Er wiederholt diese indirekt im übernächsten Vers:
Gal 3,24-25 So ist also das Gesetz unser Lehrmeister geworden auf Christus hin, damit wir aus Glauben gerechtfertigt würden. Nachdem aber der Glaube gekommen ist, sind wir nicht mehr unter dem Lehrmeister; [SLT]
Die Wortwahl “unter dem Lehrmeister bzw. eben unter dem Gesetz” haben wir bereits in einem ausführlichen Artikel erklärt: “Röm 6,14-15 – Was bedeutet “unter Gnade” / “unter Gesetz”?“; wir empfehlen dir, sofern du Interesse hast, diesen Artikel für dich selbst zu prüfen. Es lohnt sich, weil das Missverständnis rund um die Aussage: “Wir sind nicht unter dem Gesetz, sondern unter der Gnade.” ist sehr groß und die Tragweite bei einem falschen Verständnis, ist nicht zu unterschätzen.
Damit man aber an dieser Stelle ohne hin- und herzuspringen, den Zusammenhang besser verstehen kann, kurz die beiden berühmten Verse, von denen diese leicht missverständliche Aussage abstammt. Schnell wird man, ganz ohne komplizierte Interpretationen, die Parallelen sehen und so die Absicht des Paulus besser verstehen:
Röm 6,14-15 Denn die Sünde wird nicht herrschen über euch, weil ihr nicht unter dem Gesetz seid, sondern unter der Gnade.

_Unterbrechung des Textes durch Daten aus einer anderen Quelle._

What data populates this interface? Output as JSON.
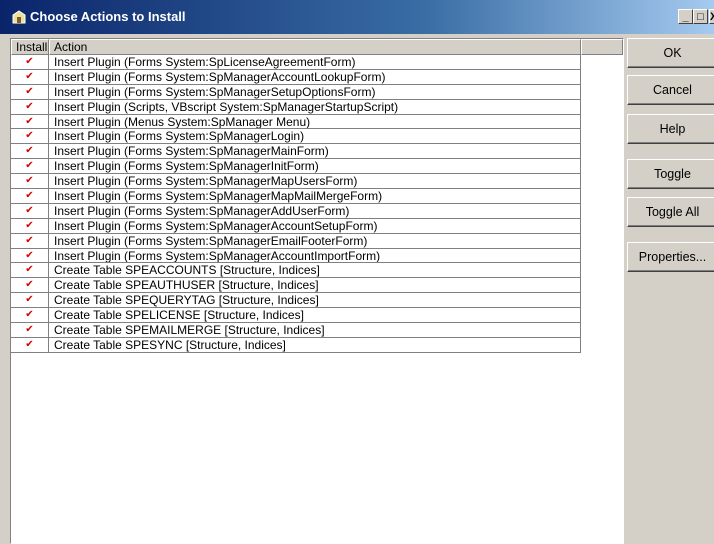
{
  "window": {
    "title": "Choose Actions to Install",
    "minimize_glyph": "_",
    "maximize_glyph": "□",
    "close_glyph": "X"
  },
  "list": {
    "columns": {
      "install": "Install",
      "action": "Action"
    },
    "check_glyph": "✔",
    "rows": [
      {
        "installed": true,
        "action": "Insert Plugin (Forms System:SpLicenseAgreementForm)"
      },
      {
        "installed": true,
        "action": "Insert Plugin (Forms System:SpManagerAccountLookupForm)"
      },
      {
        "installed": true,
        "action": "Insert Plugin (Forms System:SpManagerSetupOptionsForm)"
      },
      {
        "installed": true,
        "action": "Insert Plugin (Scripts, VBscript System:SpManagerStartupScript)"
      },
      {
        "installed": true,
        "action": "Insert Plugin (Menus System:SpManager Menu)"
      },
      {
        "installed": true,
        "action": "Insert Plugin (Forms System:SpManagerLogin)"
      },
      {
        "installed": true,
        "action": "Insert Plugin (Forms System:SpManagerMainForm)"
      },
      {
        "installed": true,
        "action": "Insert Plugin (Forms System:SpManagerInitForm)"
      },
      {
        "installed": true,
        "action": "Insert Plugin (Forms System:SpManagerMapUsersForm)"
      },
      {
        "installed": true,
        "action": "Insert Plugin (Forms System:SpManagerMapMailMergeForm)"
      },
      {
        "installed": true,
        "action": "Insert Plugin (Forms System:SpManagerAddUserForm)"
      },
      {
        "installed": true,
        "action": "Insert Plugin (Forms System:SpManagerAccountSetupForm)"
      },
      {
        "installed": true,
        "action": "Insert Plugin (Forms System:SpManagerEmailFooterForm)"
      },
      {
        "installed": true,
        "action": "Insert Plugin (Forms System:SpManagerAccountImportForm)"
      },
      {
        "installed": true,
        "action": "Create Table SPEACCOUNTS [Structure, Indices]"
      },
      {
        "installed": true,
        "action": "Create Table SPEAUTHUSER [Structure, Indices]"
      },
      {
        "installed": true,
        "action": "Create Table SPEQUERYTAG [Structure, Indices]"
      },
      {
        "installed": true,
        "action": "Create Table SPELICENSE [Structure, Indices]"
      },
      {
        "installed": true,
        "action": "Create Table SPEMAILMERGE [Structure, Indices]"
      },
      {
        "installed": true,
        "action": "Create Table SPESYNC [Structure, Indices]"
      }
    ]
  },
  "buttons": {
    "ok": "OK",
    "cancel": "Cancel",
    "help": "Help",
    "toggle": "Toggle",
    "toggle_all": "Toggle All",
    "properties": "Properties..."
  },
  "colors": {
    "titlebar": "#0a246a",
    "check": "#d40000",
    "face": "#d4d0c8"
  }
}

Wie nun? Sollen wir sündigen, weil wir nicht unter dem Gesetz, sondern unter der Gnade sind? Das sei ferne! [SLT]
Hier sagt Paulus, dass die Sünde nicht über uns herrschen wird, weil wir nicht unter dem Gesetz sind. Er stellt also eine Verbindung zwischen Sünde und Gesetz her, betont aber gleichzeitig, dass wir deswegen natürlich nicht weiter sündigen, also das Gesetz übertreten sollen. Das sei uns ferne.
Dieselbe Verbindung lesen wir auch im Brief an die Galater. Auch dort stellt er eine direkte Verbindung zwischen Sünde und Gesetz her – also absolut deckungsgleich zu dem Brief an die Römer. Um das zu erkennen, hilft uns das griechische Wort “synkleio” weiter:
Gal 3,22-23 Aber die Schrift hat alles unter die Sünde zusammengeschlossen [gr. “synkleio”], damit die Verheißung aufgrund des Glaubens an Jesus Christus denen gegeben würde, die glauben. Bevor aber der Glaube kam, wurden wir unter dem Gesetz verwahrt und verschlossen [gr. “synkleio”] auf den Glauben hin, der geoffenbart werden sollte. [SLT]
Wir lesen, ohne Interpretation, sondern lediglich durch die Wortwahl, die Verbindung, die Paulus zwischen Sünde und Gesetz aufzeigen will:
- unter die Sünde zusammengeschlossen [gr. “synkleio”]
- unter dem Gesetz verschlossen [gr. “synkleio”]
Da im Gesetz die Sünde definiert wird (1Joh 3,4), möchte Paulus zum Ausdruck bringen, dass wir durch die Gnadengabe Gottes durch Christus, von diesem Urteil des Gesetz – also der Strafe wegen unserer Sünden – befreit sind. Bis dahin waren wir unter diesen zusammengeschlossen [gr. “synkleio”].
Nun stehen wir aber nicht mehr unter der Sünde und dem Gesetz; d.h. wir wurden von dem Urteil des Gesetzes (also der Strafe) befreit, weil Christus diese für uns trug!
Noch einmal: Er trug nicht das gerechte Gesetz, sondern die Strafe unserer Sünden. Der keine Sünde kannte, wurde für uns zur Sünde, damit wir Gerechtigkeit erlangen würden:
2Kor 5,21 Denn er hat den, der von keiner Sünde wusste, für uns zur Sünde gemacht, damit wir in ihm [zur] Gerechtigkeit Gottes würden. [SLT]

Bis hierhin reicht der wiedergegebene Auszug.